There are better options today and even 10 years ago and not just Wordpress.

  • zengenuity an hour ago

    > But it’s old and even the founder abandoned it long ago around 2012.

    Dries is still using Drupal. Here is his personal blog, where he discusses updating to Drupal 11: https://dri.es/drupal-11-released

    Dries is the founder of Acquia, whose products are all based on or related to running Drupal websites.

    Dries was the keynote speaker at DrupalCon Barcelona last month, where he discussed the new features currently under development in Drupal: https://www.youtube.com/watch?v=Wce6FkNN2Io

    > It was also a nightmare upgrading the versions of it.

    This was an issue prior to version 8. All major versions since then have been directly upgradable. It usually takes me 2-3 hours to do a major version upgrade. Maybe a few more if there's a lot of custom code.
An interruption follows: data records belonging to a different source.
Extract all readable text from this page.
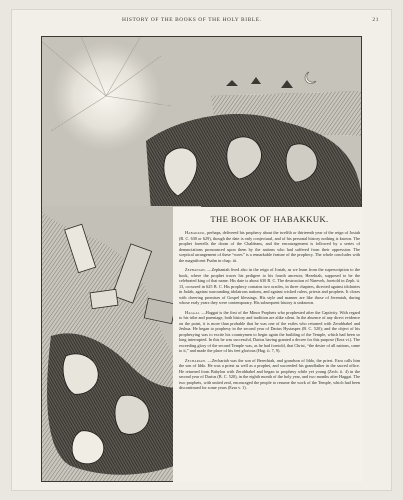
HISTORY OF THE BOOKS OF THE HOLY BIBLE.	21
THE BOOK OF HABAKKUK.

Habakkuk, perhaps, delivered his prophecy about the twelfth or thirteenth year of the reign of Josiah (B. C. 630 or 629), though the date is only conjectural, and of his personal history nothing is known. The prophet foretells the doom of the Chaldeans, and the encouragement is followed by a series of denunciations pronounced upon them by the nations who had suffered from their oppression. The sceptical arrangement of these “woes” is a remarkable feature of the prophecy. The whole concludes with the magnificent Psalm in chap. iii.

Zephaniah. —Zephaniah lived also in the reign of Josiah, as we learn from the superscription to the book, where the prophet traces his pedigree to his fourth ancestor, Hezekiah, supposed to be the celebrated king of that name. His date is about 630 B. C. The destruction of Nineveh, foretold in Zeph. ii. 13, occurred in 625 B. C. His prophecy contains two oracles, in three chapters, directed against idolatries in Judah, against surrounding idolatrous nations, and against wicked rulers, priests and prophets. It closes with cheering promises of Gospel blessings. His style and manner are like those of Jeremiah, during whose early years they were contemporary. His subsequent history is unknown.

Haggai. —Haggai is the first of the Minor Prophets who prophesied after the Captivity. With regard to his tribe and parentage, both history and tradition are alike silent. In the absence of any direct evidence on the point, it is more than probable that he was one of the exiles who returned with Zerubbabel and Jeshua. He began to prophesy in the second year of Darius Hystaspes (B. C. 520); and the object of his prophesying was to excite his countrymen to begin again the building of the Temple, which had been so long interrupted. In this he was successful, Darius having granted a decree for this purpose (Ezra vi.). The exceeding glory of the second Temple was, as he had foretold, that Christ, “the desire of all nations, came to it,” and made the place of his feet glorious (Hag. ii. 7, 9).

Zechariah. —Zechariah was the son of Berechiah, and grandson of Iddo, the priest. Ezra calls him the son of Iddo. He was a priest as well as a prophet, and succeeded his grandfather in the sacred office. He returned from Babylon with Zerubbabel and began to prophesy while yet young (Zech. ii. 4) in the second year of Darius (B. C. 520), in the eighth month of the holy year, and two months after Haggai. The two prophets, with united zeal, encouraged the people to resume the work of the Temple, which had been discontinued for some years (Ezra v. 1).
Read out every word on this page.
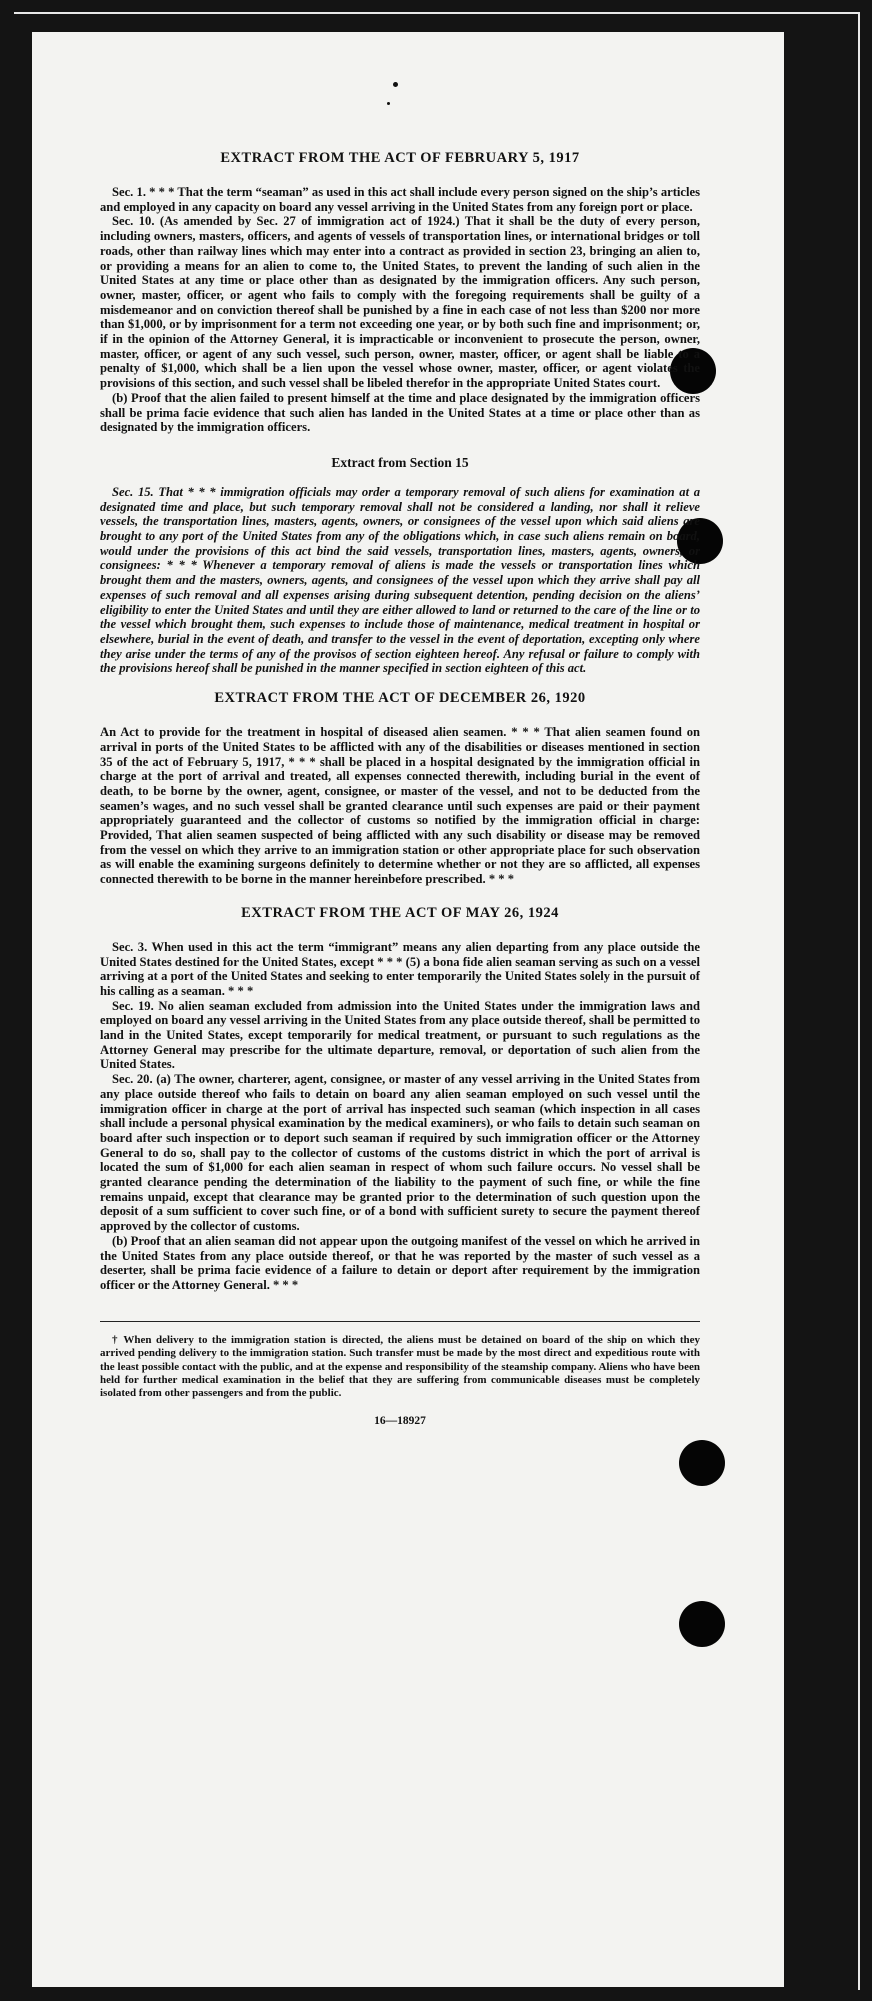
EXTRACT FROM THE ACT OF FEBRUARY 5, 1917

Sec. 1. * * * That the term “seaman” as used in this act shall include every person signed on the ship’s articles and employed in any capacity on board any vessel arriving in the United States from any foreign port or place.

Sec. 10. (As amended by Sec. 27 of immigration act of 1924.) That it shall be the duty of every person, including owners, masters, officers, and agents of vessels of transportation lines, or international bridges or toll roads, other than railway lines which may enter into a contract as provided in section 23, bringing an alien to, or providing a means for an alien to come to, the United States, to prevent the landing of such alien in the United States at any time or place other than as designated by the immigration officers. Any such person, owner, master, officer, or agent who fails to comply with the foregoing requirements shall be guilty of a misdemeanor and on conviction thereof shall be punished by a fine in each case of not less than $200 nor more than $1,000, or by imprisonment for a term not exceeding one year, or by both such fine and imprisonment; or, if in the opinion of the Attorney General, it is impracticable or inconvenient to prosecute the person, owner, master, officer, or agent of any such vessel, such person, owner, master, officer, or agent shall be liable to a penalty of $1,000, which shall be a lien upon the vessel whose owner, master, officer, or agent violates the provisions of this section, and such vessel shall be libeled therefor in the appropriate United States court.

(b) Proof that the alien failed to present himself at the time and place designated by the immigration officers shall be prima facie evidence that such alien has landed in the United States at a time or place other than as designated by the immigration officers.

Extract from Section 15

Sec. 15. That * * * immigration officials may order a temporary removal of such aliens for examination at a designated time and place, but such temporary removal shall not be considered a landing, nor shall it relieve vessels, the transportation lines, masters, agents, owners, or consignees of the vessel upon which said aliens are brought to any port of the United States from any of the obligations which, in case such aliens remain on board, would under the provisions of this act bind the said vessels, transportation lines, masters, agents, owners, or consignees: * * * Whenever a temporary removal of aliens is made the vessels or transportation lines which brought them and the masters, owners, agents, and consignees of the vessel upon which they arrive shall pay all expenses of such removal and all expenses arising during subsequent detention, pending decision on the aliens’ eligibility to enter the United States and until they are either allowed to land or returned to the care of the line or to the vessel which brought them, such expenses to include those of maintenance, medical treatment in hospital or elsewhere, burial in the event of death, and transfer to the vessel in the event of deportation, excepting only where they arise under the terms of any of the provisos of section eighteen hereof. Any refusal or failure to comply with the provisions hereof shall be punished in the manner specified in section eighteen of this act.

EXTRACT FROM THE ACT OF DECEMBER 26, 1920

An Act to provide for the treatment in hospital of diseased alien seamen. * * * That alien seamen found on arrival in ports of the United States to be afflicted with any of the disabilities or diseases mentioned in section 35 of the act of February 5, 1917, * * * shall be placed in a hospital designated by the immigration official in charge at the port of arrival and treated, all expenses connected therewith, including burial in the event of death, to be borne by the owner, agent, consignee, or master of the vessel, and not to be deducted from the seamen’s wages, and no such vessel shall be granted clearance until such expenses are paid or their payment appropriately guaranteed and the collector of customs so notified by the immigration official in charge: Provided, That alien seamen suspected of being afflicted with any such disability or disease may be removed from the vessel on which they arrive to an immigration station or other appropriate place for such observation as will enable the examining surgeons definitely to determine whether or not they are so afflicted, all expenses connected therewith to be borne in the manner hereinbefore prescribed. * * *

EXTRACT FROM THE ACT OF MAY 26, 1924

Sec. 3. When used in this act the term “immigrant” means any alien departing from any place outside the United States destined for the United States, except * * * (5) a bona fide alien seaman serving as such on a vessel arriving at a port of the United States and seeking to enter temporarily the United States solely in the pursuit of his calling as a seaman. * * *

Sec. 19. No alien seaman excluded from admission into the United States under the immigration laws and employed on board any vessel arriving in the United States from any place outside thereof, shall be permitted to land in the United States, except temporarily for medical treatment, or pursuant to such regulations as the Attorney General may prescribe for the ultimate departure, removal, or deportation of such alien from the United States.

Sec. 20. (a) The owner, charterer, agent, consignee, or master of any vessel arriving in the United States from any place outside thereof who fails to detain on board any alien seaman employed on such vessel until the immigration officer in charge at the port of arrival has inspected such seaman (which inspection in all cases shall include a personal physical examination by the medical examiners), or who fails to detain such seaman on board after such inspection or to deport such seaman if required by such immigration officer or the Attorney General to do so, shall pay to the collector of customs of the customs district in which the port of arrival is located the sum of $1,000 for each alien seaman in respect of whom such failure occurs. No vessel shall be granted clearance pending the determination of the liability to the payment of such fine, or while the fine remains unpaid, except that clearance may be granted prior to the determination of such question upon the deposit of a sum sufficient to cover such fine, or of a bond with sufficient surety to secure the payment thereof approved by the collector of customs.

(b) Proof that an alien seaman did not appear upon the outgoing manifest of the vessel on which he arrived in the United States from any place outside thereof, or that he was reported by the master of such vessel as a deserter, shall be prima facie evidence of a failure to detain or deport after requirement by the immigration officer or the Attorney General. * * *

† When delivery to the immigration station is directed, the aliens must be detained on board of the ship on which they arrived pending delivery to the immigration station. Such transfer must be made by the most direct and expeditious route with the least possible contact with the public, and at the expense and responsibility of the steamship company. Aliens who have been held for further medical examination in the belief that they are suffering from communicable diseases must be completely isolated from other passengers and from the public.

16—18927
  • bentocorp 12 hours ago

    > It’s mostly built by “click monkeys”, as you can do a lot by clicking around the UI to build stuff.

    Isn't this an almost perfect description of WordPress? It hasn't seemed to have done any harm if that's the case.

    > But it’s old and even the founder abandoned it long ago around 2012.

    Are you sure? On drupal.org right now one of the main links is one of the founders in a keynote video presenting the newest version.

botto 16 hours ago

The delta going from Wordpress to Drupal is quite big, it's been few years, but I remeber quotes for Drupal 8 projects being a few times larger than quotes for Wordpress based projects.

talldayo 16 hours ago

Most WordPress customers aren't so much locked into "WordPress", the application, but rather a provider of WordPress with a custom CMS. Unless their provider switches, they aren't really enabled to consciously protest WordPress.

This goes for both WP Engine and Automattic. Could be the reason why both are comfortable going nuclear on each other - they know their users don't have an easy alternative.

  • Kye 14 hours ago

    >> "Could be the reason why both are comfortable going nuclear on each other - they know their users don't have an easy alternative."

    I've followed this from the start and as best as I can tell Automattic is the only side that went nuclear. WP Engine sent a C&D, then filed a lawsuit when the attacks persisted, and seems to have gone quiet since then aside from responding to the takeover of ACF.

    WP Engine's response is how I expect a professionally-run organization to handle things: address technical issues as they pop up while continuing to provide the service people pay for, but otherwise quietly wait for the trial. Meanwhile there's a new bomb lobbed from Matt Mullenweg 1-2 times a day at WP Engine, the WordPress community, individual contributors, or some combination while Automattic employees are out doing the work of a PR department.